Mr Poots told the BBC he would like to prohibit blood donations from everyone who engages in what he called, high risk sexual behaviour, which he said included people who have sex with prostitutes and people from Africa.
Donald Makoni from the African Caribbean Community Organisation in Northern Ireland said he is “disgusted” by Mr Poots’ comments.
“This reflects the thinking at senior level in government here,” he said. “We want to get to the centre of why the government thinks in this manner and is treating people in this manner.”
Last November, a lifetime ban on gay men donating blood was dropped in England, Scotland and Wales in light of evidence produced by the Advisory Committee on the Safety of Blood, Tissues and Organs. At the time, Mr Poots refused to implement the changes in Northern Ireland as he said he wanted to examine all the evidence before making a final decision. He announced at the weekend that the ban will stay in place and he would like to extend it to anyone — male or female — who is involved in high risk sexual behaviour.
Questions and answers
Question: What evidence is Edwin Poots relying upon to uphold a lifetime ban on gay men donating blood in Northern Ireland?
Answer: The minister said he has two pieces of evidence — a letter he received from the Irish Minister for Health, Dr James Reilly, which said a lifetime ban is in place in Ireland due to an increased risk of the transmission of blood-borne infection. He has also referred to a document produced by a European health promotion organisation, the European Department for the Quality of Medicines and Healthcare, which said it does not support allowing gay men to donate blood.
Question: What countries allow gay men to donate blood?
Answer: In the US and Canada, men who have sex with men (MSM) are permanently excluded. In Australia, Argentina, Japan, England, Scotland and Wales, MSM can donate blood one year after their last sexual encounter. Other EU countries which permit gay men to donate blood after a specified time period are Latvia, Spain and Italy.
Question: Should patients receiving blood transfusions from the rest of the UK be concerned about the fact that gay men can donate blood in GB?
Answer: The organisation that oversees blood and organ donation in England has said people should not be concerned. The NHS Blood and Transplant organisation said all of the policies in place to ensure the safest possible blood for patients are based on the most up to date scientific evidence. The review carried out by the Advisory Committee on the Safety of Blood, Tissues and Organs in 2011 concluded that changing from a permanent exclusion to a 12-month deferral would not impact on the safety of the blood supply. A statement said: “Whilst there is an acceptance that no medical treatment can have zero risk for patients, we would like to reassure patients receiving transfusions that the blood supply is as safe as it reasonably can be.”
Question: Why does Northern Ireland accept blood from the rest of the UK where gay men are allowed to donate blood?
Answer: At times, blood stocks here are too low so there is an agreement that UK countries share blood stocks. This agreement has remained in place since November and between then and January 2012, Northern Ireland received over 100 units of blood from the rest of the UK.

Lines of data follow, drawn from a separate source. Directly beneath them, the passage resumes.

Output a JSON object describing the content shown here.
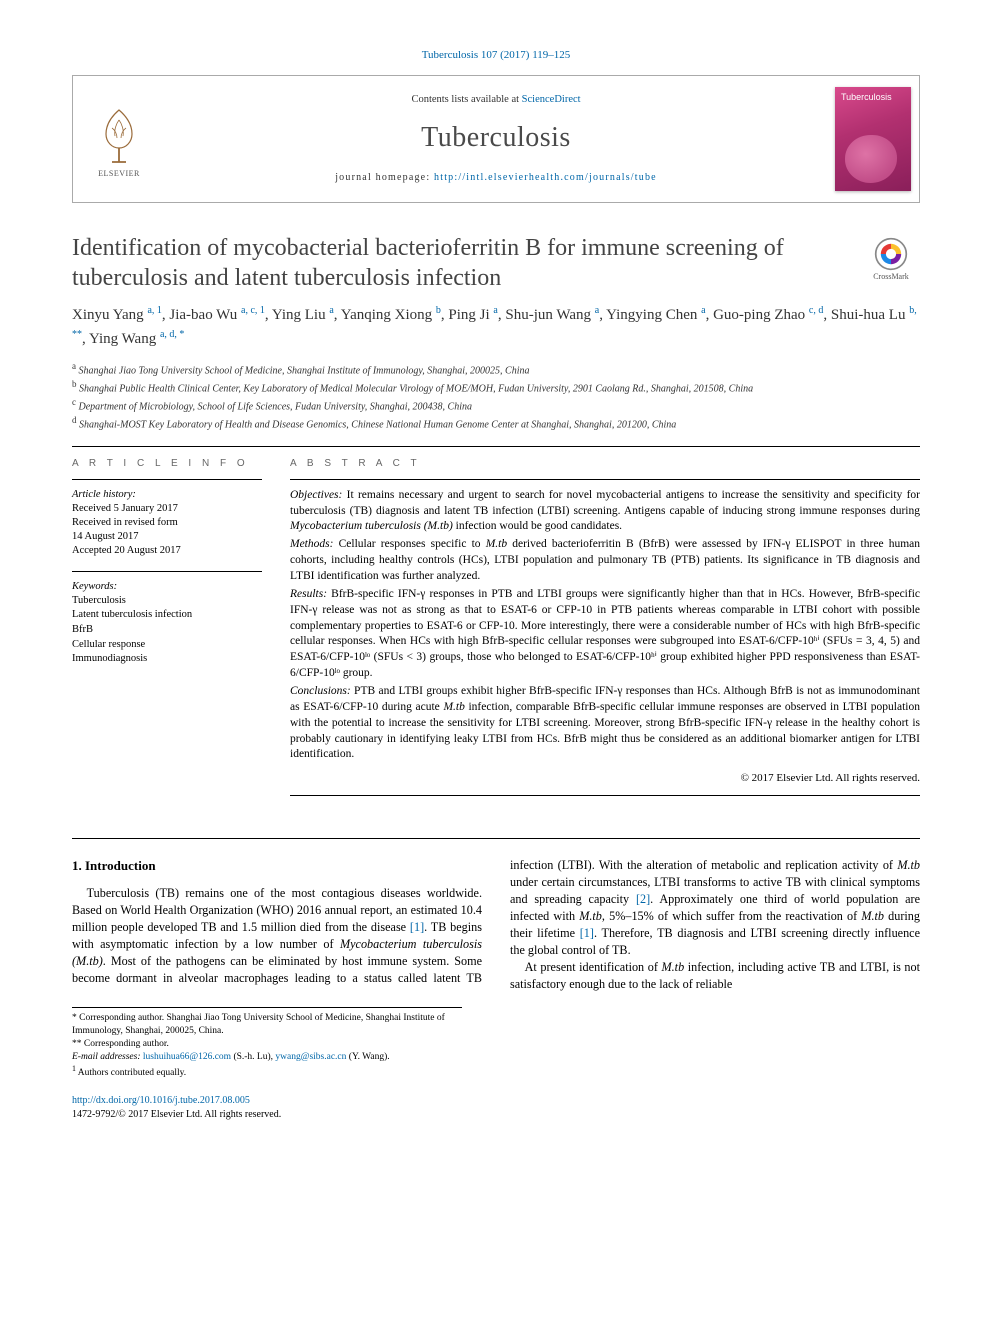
{
  "citation_line": "Tuberculosis 107 (2017) 119–125",
  "header": {
    "contents_prefix": "Contents lists available at ",
    "contents_link": "ScienceDirect",
    "journal": "Tuberculosis",
    "homepage_prefix": "journal homepage: ",
    "homepage_url": "http://intl.elsevierhealth.com/journals/tube",
    "publisher_label": "ELSEVIER",
    "cover_title": "Tuberculosis"
  },
  "crossmark_label": "CrossMark",
  "title": "Identification of mycobacterial bacterioferritin B for immune screening of tuberculosis and latent tuberculosis infection",
  "authors_html": "Xinyu Yang <sup>a, 1</sup>, Jia-bao Wu <sup>a, c, 1</sup>, Ying Liu <sup>a</sup>, Yanqing Xiong <sup>b</sup>, Ping Ji <sup>a</sup>, Shu-jun Wang <sup>a</sup>, Yingying Chen <sup>a</sup>, Guo-ping Zhao <sup>c, d</sup>, Shui-hua Lu <sup>b, **</sup>, Ying Wang <sup>a, d, *</sup>",
  "affiliations": [
    {
      "key": "a",
      "text": "Shanghai Jiao Tong University School of Medicine, Shanghai Institute of Immunology, Shanghai, 200025, China"
    },
    {
      "key": "b",
      "text": "Shanghai Public Health Clinical Center, Key Laboratory of Medical Molecular Virology of MOE/MOH, Fudan University, 2901 Caolang Rd., Shanghai, 201508, China"
    },
    {
      "key": "c",
      "text": "Department of Microbiology, School of Life Sciences, Fudan University, Shanghai, 200438, China"
    },
    {
      "key": "d",
      "text": "Shanghai-MOST Key Laboratory of Health and Disease Genomics, Chinese National Human Genome Center at Shanghai, Shanghai, 201200, China"
    }
  ],
  "info_head": "A R T I C L E    I N F O",
  "abstract_head": "A B S T R A C T",
  "history": {
    "label": "Article history:",
    "received": "Received 5 January 2017",
    "revised1": "Received in revised form",
    "revised2": "14 August 2017",
    "accepted": "Accepted 20 August 2017"
  },
  "keywords_label": "Keywords:",
  "keywords": [
    "Tuberculosis",
    "Latent tuberculosis infection",
    "BfrB",
    "Cellular response",
    "Immunodiagnosis"
  ],
  "abstract": {
    "objectives_label": "Objectives:",
    "objectives": " It remains necessary and urgent to search for novel mycobacterial antigens to increase the sensitivity and specificity for tuberculosis (TB) diagnosis and latent TB infection (LTBI) screening. Antigens capable of inducing strong immune responses during ",
    "objectives_ital": "Mycobacterium tuberculosis (M.tb)",
    "objectives_tail": " infection would be good candidates.",
    "methods_label": "Methods:",
    "methods": " Cellular responses specific to ",
    "methods_ital": "M.tb",
    "methods_mid": " derived bacterioferritin B (BfrB) were assessed by IFN-γ ELISPOT in three human cohorts, including healthy controls (HCs), LTBI population and pulmonary TB (PTB) patients. Its significance in TB diagnosis and LTBI identification was further analyzed.",
    "results_label": "Results:",
    "results": " BfrB-specific IFN-γ responses in PTB and LTBI groups were significantly higher than that in HCs. However, BfrB-specific IFN-γ release was not as strong as that to ESAT-6 or CFP-10 in PTB patients whereas comparable in LTBI cohort with possible complementary properties to ESAT-6 or CFP-10. More interestingly, there were a considerable number of HCs with high BfrB-specific cellular responses. When HCs with high BfrB-specific cellular responses were subgrouped into ESAT-6/CFP-10ʰⁱ (SFUs = 3, 4, 5) and ESAT-6/CFP-10ˡᵒ (SFUs < 3) groups, those who belonged to ESAT-6/CFP-10ʰⁱ group exhibited higher PPD responsiveness than ESAT-6/CFP-10ˡᵒ group.",
    "conclusions_label": "Conclusions:",
    "conclusions": " PTB and LTBI groups exhibit higher BfrB-specific IFN-γ responses than HCs. Although BfrB is not as immunodominant as ESAT-6/CFP-10 during acute ",
    "conclusions_ital": "M.tb",
    "conclusions_tail": " infection, comparable BfrB-specific cellular immune responses are observed in LTBI population with the potential to increase the sensitivity for LTBI screening. Moreover, strong BfrB-specific IFN-γ release in the healthy cohort is probably cautionary in identifying leaky LTBI from HCs. BfrB might thus be considered as an additional biomarker antigen for LTBI identification."
  },
  "copyright": "© 2017 Elsevier Ltd. All rights reserved.",
  "section1_head": "1.  Introduction",
  "intro_p1_a": "Tuberculosis (TB) remains one of the most contagious diseases worldwide. Based on World Health Organization (WHO) 2016 annual report, an estimated 10.4 million people developed TB and 1.5 million died from the disease ",
  "intro_cite1": "[1]",
  "intro_p1_b": ". TB begins with asymptomatic",
  "intro_p2_a": "infection by a low number of ",
  "intro_p2_ital1": "Mycobacterium tuberculosis (M.tb)",
  "intro_p2_b": ". Most of the pathogens can be eliminated by host immune system. Some become dormant in alveolar macrophages leading to a status called latent TB infection (LTBI). With the alteration of metabolic and replication activity of ",
  "intro_p2_ital2": "M.tb",
  "intro_p2_c": " under certain circumstances, LTBI transforms to active TB with clinical symptoms and spreading capacity ",
  "intro_cite2": "[2]",
  "intro_p2_d": ". Approximately one third of world population are infected with ",
  "intro_p2_ital3": "M.tb",
  "intro_p2_e": ", 5%–15% of which suffer from the reactivation of ",
  "intro_p2_ital4": "M.tb",
  "intro_p2_f": " during their lifetime ",
  "intro_cite3": "[1]",
  "intro_p2_g": ". Therefore, TB diagnosis and LTBI screening directly influence the global control of TB.",
  "intro_p3_a": "At present identification of ",
  "intro_p3_ital": "M.tb",
  "intro_p3_b": " infection, including active TB and LTBI, is not satisfactory enough due to the lack of reliable",
  "footnotes": {
    "corr1_mark": "*",
    "corr1": " Corresponding author. Shanghai Jiao Tong University School of Medicine, Shanghai Institute of Immunology, Shanghai, 200025, China.",
    "corr2_mark": "**",
    "corr2": " Corresponding author.",
    "email_label": "E-mail addresses: ",
    "email1": "lushuihua66@126.com",
    "email1_who": " (S.-h. Lu), ",
    "email2": "ywang@sibs.ac.cn",
    "email2_who": " (Y. Wang).",
    "equal_mark": "1",
    "equal": " Authors contributed equally."
  },
  "doi_url": "http://dx.doi.org/10.1016/j.tube.2017.08.005",
  "issn_line": "1472-9792/© 2017 Elsevier Ltd. All rights reserved."
}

Question: What happens when someone gives blood?
Answer: All donors fill out a questionnaire which assesses their eligibility. As long as they meet the criteria they are allowed to donate blood. All blood donations are tested on every occasion for evidence of infection with HIV, hepatitis B virus, hepatitis C virus, Human T-cell Lymphotropic Virus (HTLV), and syphilis. The tests used are now extremely sensitive but there is a period just after becoming infected when a donor's blood could test negative yet still pass on the infection to the recipient. This is why some people must wait a specified period before donating blood, such as people who have had a surgical procedure or those who have been in certain foreign countries.